What if instead, you tried this:
1. Sell original home. Deposit sale proceeds in checking account.
2. Refi the full $109K to PenFed's 5/5 ARM with no closing costs. It has a 30 year amortization, but (you'll see below), you'll end up paying it off in less than 15 years anyway.
3. After the refi closes, use the proceeds from the sale of the original house to pay down your mortgage.
Now, under this scenario, refinancing to a 15 year loan on $109K may make the minimum payments higher than you feel comfortable with.

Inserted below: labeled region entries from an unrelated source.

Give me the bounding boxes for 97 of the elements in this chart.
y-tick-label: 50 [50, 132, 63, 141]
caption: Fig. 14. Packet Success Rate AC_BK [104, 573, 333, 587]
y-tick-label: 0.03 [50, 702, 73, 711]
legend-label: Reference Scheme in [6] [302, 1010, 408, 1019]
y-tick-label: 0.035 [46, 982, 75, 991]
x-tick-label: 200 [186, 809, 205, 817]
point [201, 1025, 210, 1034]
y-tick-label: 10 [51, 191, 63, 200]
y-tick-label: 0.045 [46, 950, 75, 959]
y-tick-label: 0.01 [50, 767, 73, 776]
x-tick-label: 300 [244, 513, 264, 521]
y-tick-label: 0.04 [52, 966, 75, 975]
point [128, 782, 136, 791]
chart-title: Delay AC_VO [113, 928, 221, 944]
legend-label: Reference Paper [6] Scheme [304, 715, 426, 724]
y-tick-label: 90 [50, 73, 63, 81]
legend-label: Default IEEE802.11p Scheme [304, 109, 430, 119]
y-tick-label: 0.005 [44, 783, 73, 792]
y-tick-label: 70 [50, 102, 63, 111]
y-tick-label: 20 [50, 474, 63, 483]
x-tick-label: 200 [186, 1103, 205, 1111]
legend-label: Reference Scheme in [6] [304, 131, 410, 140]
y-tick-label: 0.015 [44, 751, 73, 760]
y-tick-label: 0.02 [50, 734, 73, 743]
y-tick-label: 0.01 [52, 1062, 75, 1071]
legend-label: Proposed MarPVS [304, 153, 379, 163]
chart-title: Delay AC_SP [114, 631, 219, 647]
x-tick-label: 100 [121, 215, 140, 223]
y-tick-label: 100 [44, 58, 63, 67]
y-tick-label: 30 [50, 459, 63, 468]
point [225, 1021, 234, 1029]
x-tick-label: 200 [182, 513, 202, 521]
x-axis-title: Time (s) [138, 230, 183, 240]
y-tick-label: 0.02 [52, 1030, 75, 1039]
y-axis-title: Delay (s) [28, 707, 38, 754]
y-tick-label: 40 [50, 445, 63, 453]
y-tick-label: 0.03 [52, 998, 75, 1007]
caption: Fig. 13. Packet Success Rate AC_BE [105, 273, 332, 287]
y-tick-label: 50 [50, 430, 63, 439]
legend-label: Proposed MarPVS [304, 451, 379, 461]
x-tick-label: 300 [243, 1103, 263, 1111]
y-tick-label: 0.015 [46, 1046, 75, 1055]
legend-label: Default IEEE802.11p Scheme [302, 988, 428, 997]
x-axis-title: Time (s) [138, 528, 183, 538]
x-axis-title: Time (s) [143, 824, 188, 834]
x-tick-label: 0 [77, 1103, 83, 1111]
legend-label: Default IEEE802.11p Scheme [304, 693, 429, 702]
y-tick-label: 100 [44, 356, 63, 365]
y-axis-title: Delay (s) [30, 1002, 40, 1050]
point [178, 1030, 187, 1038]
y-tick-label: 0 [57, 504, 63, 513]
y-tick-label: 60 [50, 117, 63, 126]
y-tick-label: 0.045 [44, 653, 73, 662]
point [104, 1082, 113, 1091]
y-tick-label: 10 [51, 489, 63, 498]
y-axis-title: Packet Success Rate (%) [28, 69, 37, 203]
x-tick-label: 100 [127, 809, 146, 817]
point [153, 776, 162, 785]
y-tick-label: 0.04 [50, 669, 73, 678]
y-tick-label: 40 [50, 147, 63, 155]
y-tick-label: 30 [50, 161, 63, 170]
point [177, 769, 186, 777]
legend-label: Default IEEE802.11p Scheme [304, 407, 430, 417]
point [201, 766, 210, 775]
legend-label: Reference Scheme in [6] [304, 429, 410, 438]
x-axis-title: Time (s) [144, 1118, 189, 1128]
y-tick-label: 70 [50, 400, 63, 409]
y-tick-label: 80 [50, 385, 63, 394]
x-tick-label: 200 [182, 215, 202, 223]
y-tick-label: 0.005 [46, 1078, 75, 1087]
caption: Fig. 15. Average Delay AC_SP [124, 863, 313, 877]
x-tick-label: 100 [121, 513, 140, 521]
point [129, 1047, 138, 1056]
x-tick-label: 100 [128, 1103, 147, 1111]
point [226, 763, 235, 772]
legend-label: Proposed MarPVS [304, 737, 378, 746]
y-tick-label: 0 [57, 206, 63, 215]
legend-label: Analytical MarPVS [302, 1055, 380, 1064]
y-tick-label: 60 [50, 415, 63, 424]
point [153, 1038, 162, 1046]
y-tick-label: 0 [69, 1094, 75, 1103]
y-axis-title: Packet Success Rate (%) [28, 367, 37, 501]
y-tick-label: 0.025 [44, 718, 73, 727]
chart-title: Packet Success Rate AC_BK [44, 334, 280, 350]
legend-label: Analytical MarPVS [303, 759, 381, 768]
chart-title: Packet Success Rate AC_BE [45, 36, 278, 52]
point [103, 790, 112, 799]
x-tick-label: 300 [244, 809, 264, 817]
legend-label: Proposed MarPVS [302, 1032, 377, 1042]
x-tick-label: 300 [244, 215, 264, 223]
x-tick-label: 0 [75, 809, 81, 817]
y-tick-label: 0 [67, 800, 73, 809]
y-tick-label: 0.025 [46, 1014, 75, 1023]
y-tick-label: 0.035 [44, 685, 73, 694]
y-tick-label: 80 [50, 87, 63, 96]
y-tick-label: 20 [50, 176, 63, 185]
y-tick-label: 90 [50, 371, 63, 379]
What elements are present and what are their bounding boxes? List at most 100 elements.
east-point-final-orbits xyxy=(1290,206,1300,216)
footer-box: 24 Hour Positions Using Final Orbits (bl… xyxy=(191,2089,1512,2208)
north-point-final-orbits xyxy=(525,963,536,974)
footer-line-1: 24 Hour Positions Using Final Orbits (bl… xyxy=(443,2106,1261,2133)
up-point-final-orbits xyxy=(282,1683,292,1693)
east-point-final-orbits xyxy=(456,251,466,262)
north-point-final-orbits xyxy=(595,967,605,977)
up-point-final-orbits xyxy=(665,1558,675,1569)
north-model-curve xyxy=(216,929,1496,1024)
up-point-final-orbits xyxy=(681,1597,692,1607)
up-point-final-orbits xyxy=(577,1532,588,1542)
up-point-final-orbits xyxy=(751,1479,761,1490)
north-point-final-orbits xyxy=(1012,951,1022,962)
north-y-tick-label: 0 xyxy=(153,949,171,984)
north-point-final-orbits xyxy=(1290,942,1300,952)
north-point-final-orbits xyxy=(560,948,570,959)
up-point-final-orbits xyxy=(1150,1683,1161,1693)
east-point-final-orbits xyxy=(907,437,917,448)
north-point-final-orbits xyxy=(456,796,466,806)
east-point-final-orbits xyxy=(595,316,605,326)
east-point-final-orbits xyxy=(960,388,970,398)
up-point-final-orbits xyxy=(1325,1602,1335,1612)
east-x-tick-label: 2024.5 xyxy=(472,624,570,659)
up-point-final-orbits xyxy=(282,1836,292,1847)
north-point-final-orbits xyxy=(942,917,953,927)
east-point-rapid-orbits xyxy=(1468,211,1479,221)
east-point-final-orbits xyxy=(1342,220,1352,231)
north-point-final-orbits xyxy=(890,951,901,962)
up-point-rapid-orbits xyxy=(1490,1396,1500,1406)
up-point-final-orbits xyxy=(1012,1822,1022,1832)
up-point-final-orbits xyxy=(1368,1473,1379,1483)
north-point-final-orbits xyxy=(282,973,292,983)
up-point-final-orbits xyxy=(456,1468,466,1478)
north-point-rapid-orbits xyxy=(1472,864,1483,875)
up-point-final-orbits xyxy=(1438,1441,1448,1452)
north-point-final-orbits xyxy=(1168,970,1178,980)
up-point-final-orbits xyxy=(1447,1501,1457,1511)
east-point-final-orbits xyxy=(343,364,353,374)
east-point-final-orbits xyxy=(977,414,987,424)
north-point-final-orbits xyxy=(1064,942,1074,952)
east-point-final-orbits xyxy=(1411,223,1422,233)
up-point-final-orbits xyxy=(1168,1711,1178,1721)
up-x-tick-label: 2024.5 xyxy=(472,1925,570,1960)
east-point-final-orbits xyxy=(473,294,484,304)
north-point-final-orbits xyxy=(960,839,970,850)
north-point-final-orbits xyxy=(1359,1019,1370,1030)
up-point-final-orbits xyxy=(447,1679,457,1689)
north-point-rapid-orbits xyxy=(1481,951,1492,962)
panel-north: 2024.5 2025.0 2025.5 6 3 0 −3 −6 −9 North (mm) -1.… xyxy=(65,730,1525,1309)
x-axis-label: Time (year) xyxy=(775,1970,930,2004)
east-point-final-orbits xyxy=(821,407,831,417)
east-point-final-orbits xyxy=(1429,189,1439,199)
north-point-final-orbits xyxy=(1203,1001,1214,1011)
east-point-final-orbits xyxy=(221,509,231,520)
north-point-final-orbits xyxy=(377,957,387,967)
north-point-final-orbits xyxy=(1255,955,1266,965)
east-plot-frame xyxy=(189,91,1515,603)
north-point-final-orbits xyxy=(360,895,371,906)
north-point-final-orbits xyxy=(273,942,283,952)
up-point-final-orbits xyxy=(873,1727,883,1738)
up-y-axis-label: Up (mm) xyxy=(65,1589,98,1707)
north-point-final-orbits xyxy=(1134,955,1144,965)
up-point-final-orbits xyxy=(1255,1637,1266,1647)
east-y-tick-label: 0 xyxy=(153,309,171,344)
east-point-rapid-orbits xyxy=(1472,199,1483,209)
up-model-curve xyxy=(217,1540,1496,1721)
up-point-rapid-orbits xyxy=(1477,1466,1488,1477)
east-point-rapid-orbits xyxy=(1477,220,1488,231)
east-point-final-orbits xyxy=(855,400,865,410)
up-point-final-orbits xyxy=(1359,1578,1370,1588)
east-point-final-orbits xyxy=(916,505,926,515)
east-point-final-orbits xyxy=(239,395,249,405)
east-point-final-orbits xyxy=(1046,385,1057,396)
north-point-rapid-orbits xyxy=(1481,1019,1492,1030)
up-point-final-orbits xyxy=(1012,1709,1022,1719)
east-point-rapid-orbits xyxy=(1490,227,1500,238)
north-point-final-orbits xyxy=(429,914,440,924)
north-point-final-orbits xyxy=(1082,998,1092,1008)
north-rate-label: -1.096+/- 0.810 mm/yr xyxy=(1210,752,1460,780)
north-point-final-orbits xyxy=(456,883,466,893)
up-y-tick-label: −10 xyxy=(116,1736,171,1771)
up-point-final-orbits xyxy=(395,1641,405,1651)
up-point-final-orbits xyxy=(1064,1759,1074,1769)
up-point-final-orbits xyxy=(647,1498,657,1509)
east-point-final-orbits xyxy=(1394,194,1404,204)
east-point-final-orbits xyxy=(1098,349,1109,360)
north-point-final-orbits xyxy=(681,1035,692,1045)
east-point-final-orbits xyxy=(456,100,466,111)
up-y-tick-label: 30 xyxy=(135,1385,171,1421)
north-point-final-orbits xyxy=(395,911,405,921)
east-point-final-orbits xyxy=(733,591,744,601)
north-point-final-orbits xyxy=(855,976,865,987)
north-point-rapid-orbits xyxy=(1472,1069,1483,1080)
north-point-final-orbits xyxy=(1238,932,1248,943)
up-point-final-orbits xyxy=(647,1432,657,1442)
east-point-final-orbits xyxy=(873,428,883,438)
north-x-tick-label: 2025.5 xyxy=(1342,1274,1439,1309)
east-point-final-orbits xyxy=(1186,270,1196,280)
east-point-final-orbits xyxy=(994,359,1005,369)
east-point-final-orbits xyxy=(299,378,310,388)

I'm seeing rates for a loan of that size in the range of around 3% to 3.125% with no closing costs, which would make your minimum P&I around $750/month.
A 5/5 ARM with PenFed on $109,000, starting at 2.5% with no closing costs, would have a minimum P&I of $430/month.
But if you immediately pay down the $109,000 to $50,000, paying the $430/month for the life of the loan will have the loan paid off in less than 15 years. Assuming you stick to payments of $430/month, if your rate stays at 2.5% for the life of the loan, it'll be paid off in 133 months (11 years, 1 month). If rates jump up to the max, it will take you 138 months (11 years, 6 months) to pay off the loan. If you maintain a $430/month payment (which will be higher than the minimum payment after the first 5 years), and your rates jump to the max each time, your average, dollar-weighted interest rate will be about 3.125%. So this approach will not cost you any more than you would pay for a 15-year refi of the $109K balance, will probably cost you less, and gives you some flexibility.
Don't assume I know what I'm talking about.